- Theatrical release poster
- Directed by: Suresh
- Written by: Ramesh Khanna (dialogues)
- Screenplay by: Suresh
- Story by: Udayakrishna Siby K. Thomas
- Based on: Lion (Malayalam)
- Produced by: Singanamala Ramesh Babu
- Starring: Sarath Kumar Karthika Mathew
- Cinematography: Y. N. Murali
- Edited by: G. Sasikumar
- Music by: Srikanth Deva
- Production company: Kanagarathna Movies
- Release date: 21 September 2007;
- Running time: 161 minutes
- Country: India
- Language: Tamil

= Nam Naadu (2007 film) =

Nam Naadu is a 2007 Indian Tamil-language political action film directed by Suresh, starring Sarath Kumar and Karthika Mathew. It is a remake of 2006 Malayalam film Lion. The film, which began production in May 2007, failed to replicate the success of the original.

==Plot==
Aalavandhar a corrupt politician who holds the post as Education minister and wants to become the chief minister. He is supported by his sons-in-law, Sathya ex-IPS Officer who runs a finance company and Elamaran IAS officer, the district collector. With the idea of his in-laws, Aalavandhar tries to disturb peace in state and make situation against the CM.

Muthazhagu an honest youth wing leader of the same ruling party learns and opposes the move of his father and he stands by and for the people. Sathya, Elamaran and Aalavandhar allocates a land space in a village for a cool drink company. The village is rich in land water and the people oppose for the governments move against them. But these corrupt personalities issue an order for the start of the factory. Muthazhagu tries to meet the collector with the people of the locality and fails to get a reason for it. So he moves on to the court and with the court's order he gets a stay for the project.

In order to save and work for the people he plans to contest in the elections as an independent candidate. He stands opposite his father Aalavandhar. He wins the elections and extends his support to the party and gets a place in the ministry. He takes charge of the high-profile department as Home Minister.

Muthazhagu commands and passes orders to all the departments to work for the welfare of the public and he would take care of all the other issues within the departments. He threatens the CM and takes orders for effective governance.

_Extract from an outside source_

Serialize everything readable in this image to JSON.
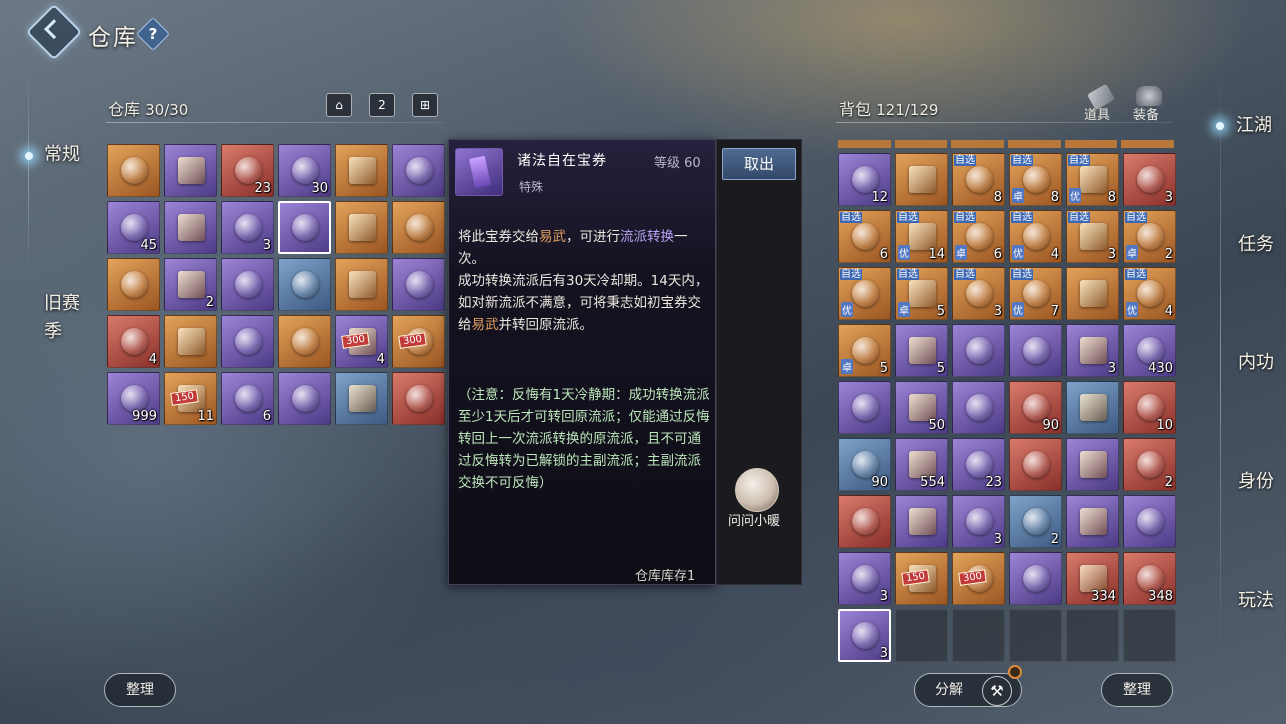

Aalavandhar gets irritated by the moves of Muthazhagu and discusses the same with his in-laws. Sathya plans to wipe him off. This brings Aalavandhar to realize his misdoings in the past and meets Muthazhagu and confesses his mistake and asks him to return to their home. Muthazhagu accepts to return to their home along with his wife Gowri. On an official call he goes to Delhi. Aalavandhar meets up in an accident and passes away. Muthazagu's mom thinks Muthazagu killed his dad and bans him from the house. Muthazaghu finds that Sathya was the mastermind for the murder as his dad said to him about the public confession of their crimes. Muthazaghu kills his brother-in-law in the climax.

==Soundtrack==
Soundtrack was composed by Srikanth Deva and lyrics were written by Kabilan.
- "Kadhal Ennum" - Murali Yesudas, Sujatha
- "Kottaisamy Varaaru" - Manikka Vinayagam
- "Manasil Manasil" - Karthik, Chinmayee
- "Vaazhaiyadi" - Jerome Pushparaj

==Critical reception==
Sify wrote, "Sarath and director Suresh has kept the theme of politics as family business, and added a lot of heroism to the central character and made him a one-man fighting machine". Rediff.com wrote: "Director Suresh needs to realise that unless the scripts are original, it takes a miracle to save a movie. And even in a bankable star like Sarath, he finds no miracle". Madhumitha of Kalki praised the acting of star cast, Ramesh Khanna's dialogues but panned Srikanth Deva's music and cinematography. Chennai Online wrote "The scenes breeze through without leaving much impact. A remake of the Malayalam film, 'Lion', no effort has been made to adapt it to suit a new audience. And whatever little changes have been made, what we get to see are again clichéd scenes and stereotyped characters".